É injusto por tudo o que significa o México de Emiliano Zapata, Frida Kahlo e Juan Rulfo, mas o termo “mexicanização” virou sinônimo de coisa ruim. É usado para falar do risco de determinado país cair nas garras do narcotráfico, ou ter um governo autoritário disfarçado de democrático, como nas sete décadas em que o PRI esteve no poder.

Cartão Postal paraguaio, 1916, disponível para consulta no Portal Guaraní
Cartão Postal paraguaio, 1916, disponível para consulta no Portal Guaraní

 O termo encontrou sentido até na economia. Mexicanizar nessa área significa apostar nas maquilas, como são conhecidas as linhas de montagem industriais voltadas à exportação e que, via de regra, superexploram o trabalhador. Enfim, quando alguém diz que um país está se mexicanizando, costuma não ser boa coisa.

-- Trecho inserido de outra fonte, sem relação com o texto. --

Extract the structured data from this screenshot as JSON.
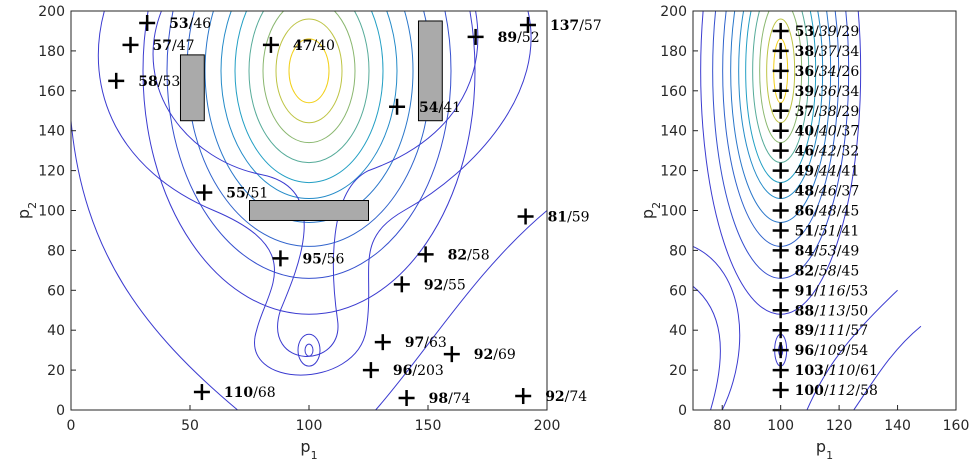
{
  "chart_data": [
    {
      "type": "scatter",
      "xlabel": "p",
      "xlabel_sub": "1",
      "ylabel": "p",
      "ylabel_sub": "2",
      "xlim": [
        0,
        200
      ],
      "ylim": [
        0,
        200
      ],
      "xticks": [
        "0",
        "50",
        "100",
        "150",
        "200"
      ],
      "yticks": [
        "0",
        "20",
        "40",
        "60",
        "80",
        "100",
        "120",
        "140",
        "160",
        "180",
        "200"
      ],
      "grid": false,
      "obstacles": [
        {
          "x0": 46,
          "x1": 56,
          "y0": 145,
          "y1": 178
        },
        {
          "x0": 146,
          "x1": 156,
          "y0": 145,
          "y1": 195
        },
        {
          "x0": 75,
          "x1": 125,
          "y0": 95,
          "y1": 105
        }
      ],
      "points": [
        {
          "x": 32,
          "y": 194,
          "bold": "53",
          "rest": "/46"
        },
        {
          "x": 25,
          "y": 183,
          "bold": "57",
          "rest": "/47"
        },
        {
          "x": 19,
          "y": 165,
          "bold": "58",
          "rest": "/53"
        },
        {
          "x": 84,
          "y": 183,
          "bold": "47",
          "rest": "/40"
        },
        {
          "x": 137,
          "y": 152,
          "bold": "54",
          "rest": "/41"
        },
        {
          "x": 170,
          "y": 187,
          "bold": "89",
          "rest": "/52"
        },
        {
          "x": 192,
          "y": 193,
          "bold": "137",
          "rest": "/57"
        },
        {
          "x": 56,
          "y": 109,
          "bold": "55",
          "rest": "/51"
        },
        {
          "x": 191,
          "y": 97,
          "bold": "81",
          "rest": "/59"
        },
        {
          "x": 88,
          "y": 76,
          "bold": "95",
          "rest": "/56"
        },
        {
          "x": 149,
          "y": 78,
          "bold": "82",
          "rest": "/58"
        },
        {
          "x": 139,
          "y": 63,
          "bold": "92",
          "rest": "/55"
        },
        {
          "x": 131,
          "y": 34,
          "bold": "97",
          "rest": "/63"
        },
        {
          "x": 160,
          "y": 28,
          "bold": "92",
          "rest": "/69"
        },
        {
          "x": 126,
          "y": 20,
          "bold": "96",
          "rest": "/203"
        },
        {
          "x": 55,
          "y": 9,
          "bold": "110",
          "rest": "/68"
        },
        {
          "x": 141,
          "y": 6,
          "bold": "98",
          "rest": "/74"
        },
        {
          "x": 190,
          "y": 7,
          "bold": "92",
          "rest": "/74"
        }
      ],
      "contour_peaks": [
        {
          "x": 100,
          "y": 170
        },
        {
          "x": 100,
          "y": 30
        }
      ]
    },
    {
      "type": "scatter",
      "xlabel": "p",
      "xlabel_sub": "1",
      "ylabel": "p",
      "ylabel_sub": "2",
      "xlim": [
        70,
        160
      ],
      "ylim": [
        0,
        200
      ],
      "xticks": [
        "80",
        "100",
        "120",
        "140",
        "160"
      ],
      "yticks": [
        "0",
        "20",
        "40",
        "60",
        "80",
        "100",
        "120",
        "140",
        "160",
        "180",
        "200"
      ],
      "grid": false,
      "points": [
        {
          "x": 100,
          "y": 190,
          "bold": "53",
          "mid": "39",
          "rest": "29"
        },
        {
          "x": 100,
          "y": 180,
          "bold": "38",
          "mid": "37",
          "rest": "34"
        },
        {
          "x": 100,
          "y": 170,
          "bold": "36",
          "mid": "34",
          "rest": "26"
        },
        {
          "x": 100,
          "y": 160,
          "bold": "39",
          "mid": "36",
          "rest": "34"
        },
        {
          "x": 100,
          "y": 150,
          "bold": "37",
          "mid": "38",
          "rest": "29"
        },
        {
          "x": 100,
          "y": 140,
          "bold": "40",
          "mid": "40",
          "rest": "37"
        },
        {
          "x": 100,
          "y": 130,
          "bold": "46",
          "mid": "42",
          "rest": "32"
        },
        {
          "x": 100,
          "y": 120,
          "bold": "49",
          "mid": "44",
          "rest": "41"
        },
        {
          "x": 100,
          "y": 110,
          "bold": "48",
          "mid": "46",
          "rest": "37"
        },
        {
          "x": 100,
          "y": 100,
          "bold": "86",
          "mid": "48",
          "rest": "45"
        },
        {
          "x": 100,
          "y": 90,
          "bold": "51",
          "mid": "51",
          "rest": "41"
        },
        {
          "x": 100,
          "y": 80,
          "bold": "84",
          "mid": "53",
          "rest": "49"
        },
        {
          "x": 100,
          "y": 70,
          "bold": "82",
          "mid": "58",
          "rest": "45"
        },
        {
          "x": 100,
          "y": 60,
          "bold": "91",
          "mid": "116",
          "rest": "53"
        },
        {
          "x": 100,
          "y": 50,
          "bold": "88",
          "mid": "113",
          "rest": "50"
        },
        {
          "x": 100,
          "y": 40,
          "bold": "89",
          "mid": "111",
          "rest": "57"
        },
        {
          "x": 100,
          "y": 30,
          "bold": "96",
          "mid": "109",
          "rest": "54"
        },
        {
          "x": 100,
          "y": 20,
          "bold": "103",
          "mid": "110",
          "rest": "61"
        },
        {
          "x": 100,
          "y": 10,
          "bold": "100",
          "mid": "112",
          "rest": "58"
        }
      ],
      "contour_peaks": [
        {
          "x": 100,
          "y": 170
        },
        {
          "x": 100,
          "y": 30
        }
      ]
    }
  ],
  "colors": {
    "contour_outer": "#3b3bd0",
    "contour_mid": "#1f9ec6",
    "contour_inner": "#f2d01a",
    "obstacle_fill": "#aaaaaa",
    "marker": "#000000"
  }
}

Quando estive em Assunção, em dezembro, para investigar a crescente migração  de jovens paraguaios rumo ao Brasil, foi justamente isso que ouvi de interlocutores sobre a situação do Paraguai. As agruras que atingem a população local estão cada vez mais parecidas às enfrentadas pelos mexicanos – escalada da violência, tráfico de drogas e corrupção política.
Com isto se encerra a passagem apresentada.